GROWING IN GRACE
When was the last time you splashed in a puddle? How about the last time you danced in the grocery aisle when your favorite song came on? When was the last time you laughed to the point of tears at something ridiculously silly?
If you’re scratching your head to answer these questions, you might be too “adultish.” I know what you’re thinking: “Ben, you’re just making words up now.” Yes, I am. But hang with me. Adultish is a term I’ve found that refers to our addiction to being in control of every little thing and outcome in our life.
If Peter Pan reminds us that all children except one grow up, why is that growing up process relegated to a journey of losing our sense of childlikeness? Keep in mind that I’m advocating for childlikeness, not childishness. Childlikeness is the ability to get lost in the wonder and beauty of the world. It means to be fully present in a given moment. And it means to live life in ways that lead us to wonder and curiosity.
In her book, “Unfettered,” author Mandy Smith says children can teach us a lot because they do two things well that adults struggle with. First, they live life fully and with all of their senses. A child trusts their body and they are fully and physically present in any given moment. Secondly, a child can live this way and be fine with not needing to be fully responsible for every situation. A child knows how to live depending on someone to take care of them.
Too often we adults spend our days being too serious and feeling too important. But the truth is that deep down we’re secretly worrying about what others think of us, feeling insecure, and wondering if our next failure will be our worst. What would it be like to wake up every day and not wonder about what’s on our to-do list or worry about the things we need to accomplish and oversee? What if, instead of assuming we are in control of every little thing in life, we remind ourselves that the world is humming while we are asleep and our job is to join in the humming. If God is truly in control, we can afford to take our hands off the steering wheel a little and relish in the wonder and beauty of life.
The other day a summer downpour happened while I was driving my kids home from school. We park in a parking garage directly behind our home (our house in on the top floor of my church in downtown Savannah). This means we had to make a choice — stay in the garage until the rain stopped or run across the street and get soaked. We stood there and waited. I had another Zoom meeting that afternoon. I was too busy and serious to get my clothes all wet. After a few minutes of waiting to no avail, my kids begged to just go for it. Against my adultish judgment, we went for it. We held hands and ran across the road to our building. I knew halfway through that my clothes were drenched and I would need to change to finish my work day.
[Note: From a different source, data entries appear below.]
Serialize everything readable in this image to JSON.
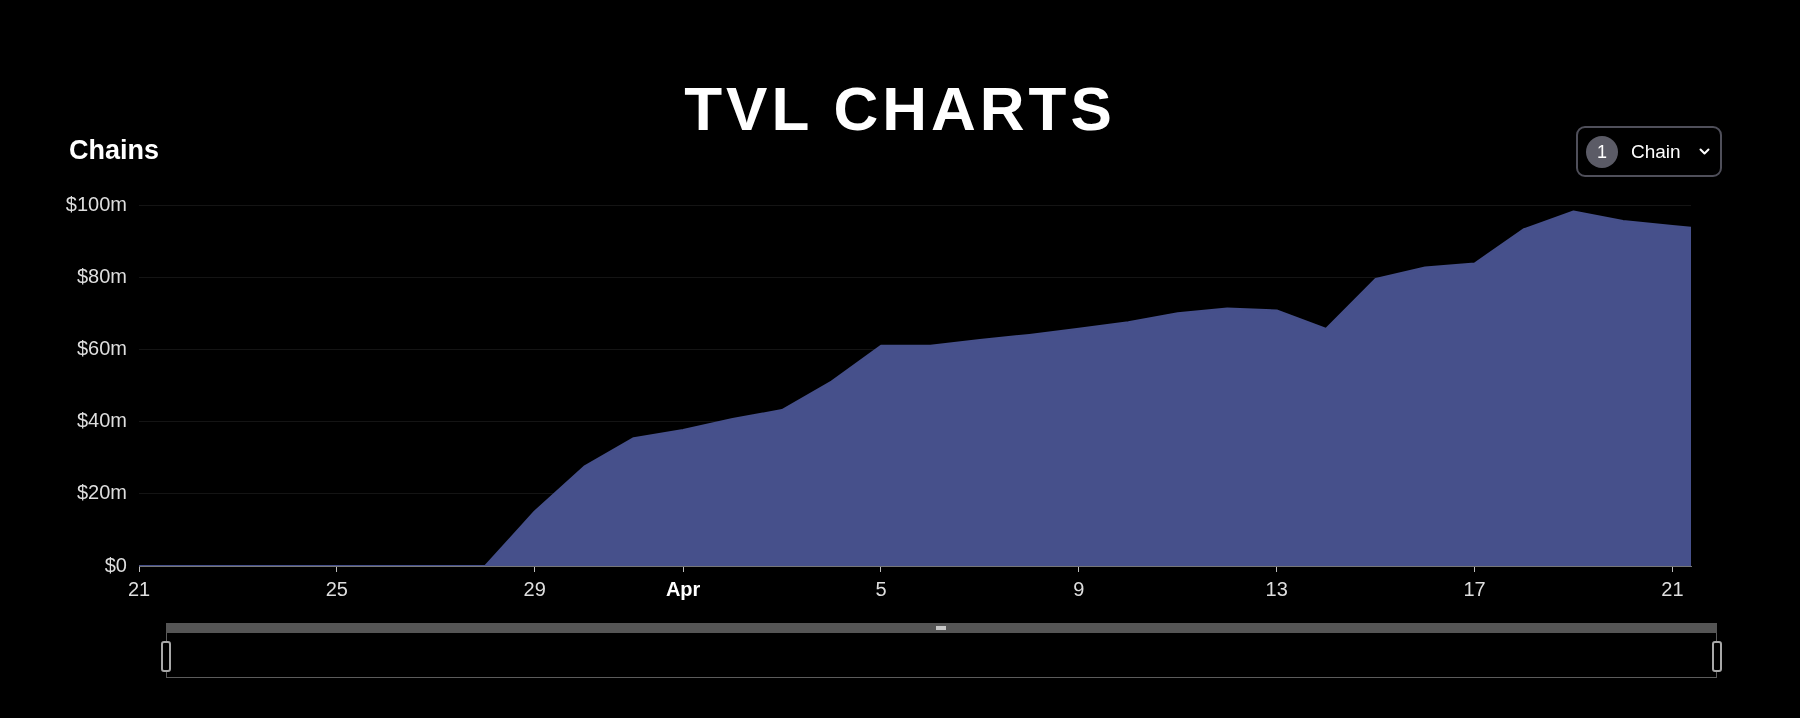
{
  "chart_data": {
    "type": "area",
    "title": "TVL CHARTS",
    "subtitle": "Chains",
    "annotations": [
      "1",
      "Chain"
    ],
    "x": [
      "--03-21",
      "--03-22",
      "--03-23",
      "--03-24",
      "--03-25",
      "--03-26",
      "--03-27",
      "--03-28",
      "--03-29",
      "--03-30",
      "--03-31",
      "--04-01",
      "--04-02",
      "--04-03",
      "--04-04",
      "--04-05",
      "--04-06",
      "--04-07",
      "--04-08",
      "--04-09",
      "--04-10",
      "--04-11",
      "--04-12",
      "--04-13",
      "--04-14",
      "--04-15",
      "--04-16",
      "--04-17",
      "--04-18",
      "--04-19",
      "--04-20",
      "--04-21",
      "--04-21T09:00"
    ],
    "values": [
      0,
      0,
      0,
      0,
      0,
      0,
      0,
      0,
      15.1,
      27.5,
      35.4,
      37.7,
      40.7,
      43.2,
      51.1,
      61,
      61,
      62.6,
      64,
      65.7,
      67.5,
      70,
      71.3,
      70.8,
      65.7,
      79.5,
      82.7,
      83.8,
      93.3,
      98.2,
      95.6,
      94.2,
      93.7
    ],
    "color": "#46508b",
    "xlim": [
      "--03-21",
      "--04-21T09:00"
    ],
    "xticks": [
      {
        "value": "--03-21",
        "label": "21"
      },
      {
        "value": "--03-25",
        "label": "25"
      },
      {
        "value": "--03-29",
        "label": "29"
      },
      {
        "value": "--04-01",
        "label": "Apr"
      },
      {
        "value": "--04-05",
        "label": "5"
      },
      {
        "value": "--04-09",
        "label": "9"
      },
      {
        "value": "--04-13",
        "label": "13"
      },
      {
        "value": "--04-17",
        "label": "17"
      },
      {
        "value": "--04-21",
        "label": "21"
      }
    ],
    "ylim": [
      0,
      100
    ],
    "yticks": [
      {
        "value": 0,
        "label": "$0"
      },
      {
        "value": 20,
        "label": "$20m"
      },
      {
        "value": 40,
        "label": "$40m"
      },
      {
        "value": 60,
        "label": "$60m"
      },
      {
        "value": 80,
        "label": "$80m"
      },
      {
        "value": 100,
        "label": "$100m"
      }
    ],
    "grid": "y"
  }
}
But that thought was interrupted by a sound — a great and glorious sound that chimed in my soul. As we ran across the rain-soaked street I heard my kids cackling with a laughter that had to have come from a wellspring of childlike joy. And I knew in that moment that Robert Frost was right about two roads diverging in the woods — in my case they were the roads of adultishness and childlikeness. I chose childlikeness even though it was the one less travelled. And, by the power of God, it made all the difference in that moment.
So take yourself a little less seriously. Put your work down for a minute. Dance when good music comes on. Put your phone away and be fully present. Don’t be afraid of getting drenched in the rain. Be like a child. Have fun. God loves you.